Por Deus, o Inferno

 


A foto que destaca esta crônica faria Hieronymus Bosch rever o seu Jardim das Delícias Terrenas, tal a estranheza das criaturas retratadas, e Dante Alighieri mandar pro prelo outra versão do seu Inferno, tal o veneno que escorre pelas suas cores. Dela talvez se pudesse dizer o mesmo que disse Heinze, hoje o "alemão do povo",  aos ruralistas naquela ocasião em que falou que o gabinete de Gilberto Carvalho no governo da presidenta Dilma aninhava "quilombolas, índios, gays, lésbicas, tudo o que não presta". Pensando bem, não dá pra dizer isso não, porque na foto falta muita gente que não presta. Mas uma coisa é certa: a imagem é uma espécie de registro instantâneo do (des)governo bolsonaro. 

A Constituição da República diz que o Brasil é um estado laico. Não o braZil de Bolsonaro, que nomeia um ministro terrivelmente evangélico para o STF. O braZil de Bolsonaro, ao mesmo tempo em que pelo judiciário eleitoral impede a candidatura à presidência de um sujeito que cumpre pena criminal, libera um padre auto-ordenado para dar uma curva na divisão entre estado e igreja e concorrer ao cargo. Em verdade, e em nome de Deus, o padre (de festa junina) Kelmon cumpre um papel de agradecimento que Roberto Jefferson deve a Jair Bolsonaro pelo indulto concedido pelo presidente. Por isso, no debate da Globo, o sacerdote perseguido fez o trabalho sujo que o covarde Jair Bolsonaro não quis fazer. Levar um padre paramentado - ainda que a batina possa ser só uma fantasia - para fazer o enfrentamento contra a esquerda (que inclui até a candidata do União Brasil e o candidato do Novo, segundo o religioso) de certa forma subverte a laicidade do Estado e mostra que o slogan "deus acima de todos" é levado a sério pelos bolsonaros. Uma rachadinha aqui, uma fraudezinha milionária ali e alguns crimes milicianos nas costas não fazem de ninguém menos cristão, por supuesto. Como o padre, eles não têm medo do inferno.

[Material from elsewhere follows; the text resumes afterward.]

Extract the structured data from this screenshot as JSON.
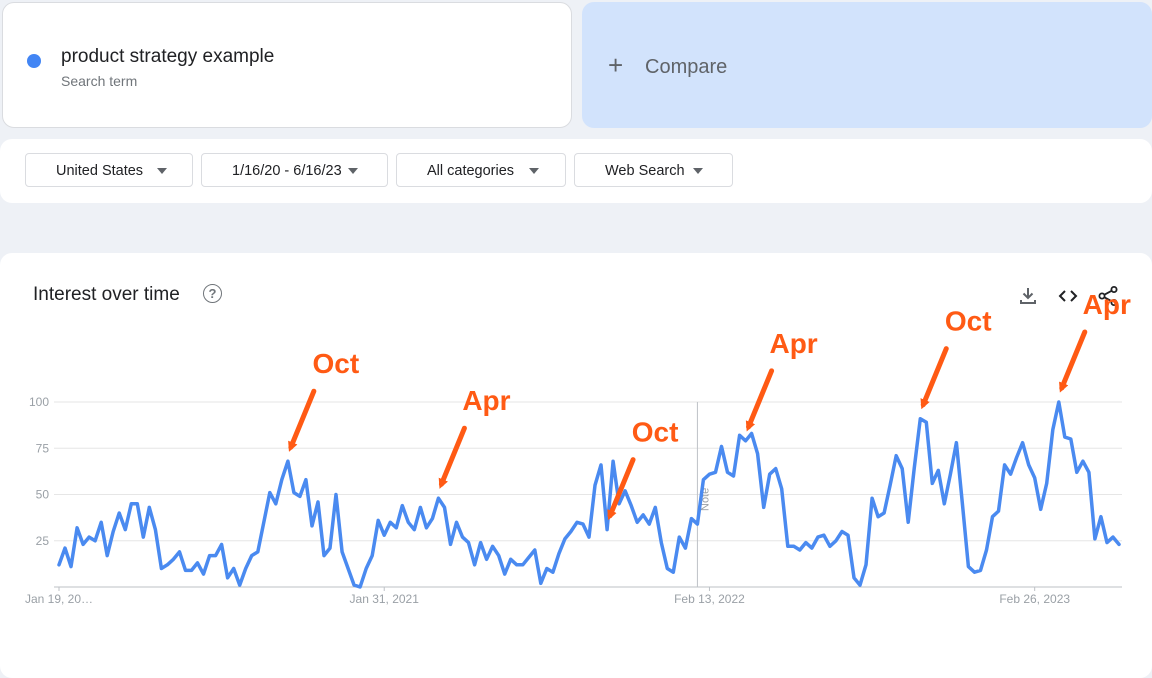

Por outro lado, a presença de Carluxo, o filho zerodois, na assessoria de Bolsonaro durante o debate, algo que desagradou integrantes da campanha, mostra que o gabinete do ódio continua dando as cartas, queira o STF ou não. E Fábio Faria, ministro das comunicações, estava ali como que a afrontar a Globo, que tem sido algoz de Bolsonaro, já que nas horas vagas é genro do comunicador e histórico rival da casa dos marinhos, Sílvio Santos. 

Todavia, a presença mais simbólica é a do tenente-coronel Mauro Cesar Barbosa Cid, ajudante de ordens do presidente. Ajudante de ordens talvez seja o eufemismo que ao longo da história as forças armadas usaram para designar o capacho que faz o que o chefe manda. Apenas uma hipótese. Mas o que faz um militar (bem) fardado num debate entre candidatos e candidatas à presidência da república? A função do soldado é obviamente intimidatória e escancara a verdade crua para quem ainda não entendeu de que lado estão os militares nessa guerra. Ao longo dos 3 anos e tanto de (des)governo, Jair Bolsonaro concedeu generosos benefícios aos militares, que incluem até mesmo nomeação de marechais fora de tempos de guerra. (Se bem que se o período de mandato até aqui pode ser considerado sem receio como uma guerra, se justifica a promoção dos generais). Bolsonaro aparelhou militarmente o Planalto e todos os órgãos do Executivo e nomeou imbecis para o ministério só pela patente. 

Escoltados pelas forças armadas, os bolsonaros passaram os últimos anos fazendo ameaças ao sistema democrático e às instituições republicanas. Que nível de razoabilidade nos autorizaria a pensar que vão aceitar com tranquilidade a derrota iminente? Ao ser perguntado se acatará o resultado da eleição em caso de derrota, o genocida presidente diz apenas que sim, desde que elas sejam limpas. Mas o que será uma eleição limpa para Bolsonaro? Aquela em que ele saia vencedor. Como isso não vai acontecer, a chance de um golpe violento é grande. Portanto, estejamos preparados/as, o inferno pode ficar ainda mais quente. Tudo em nome de deus, da pátria, da família e da... liberdade. 

*Foto de destaque copiada de uma postagem recebida pelo autor em um grupo de WhatsApp, sem indicação da fonte.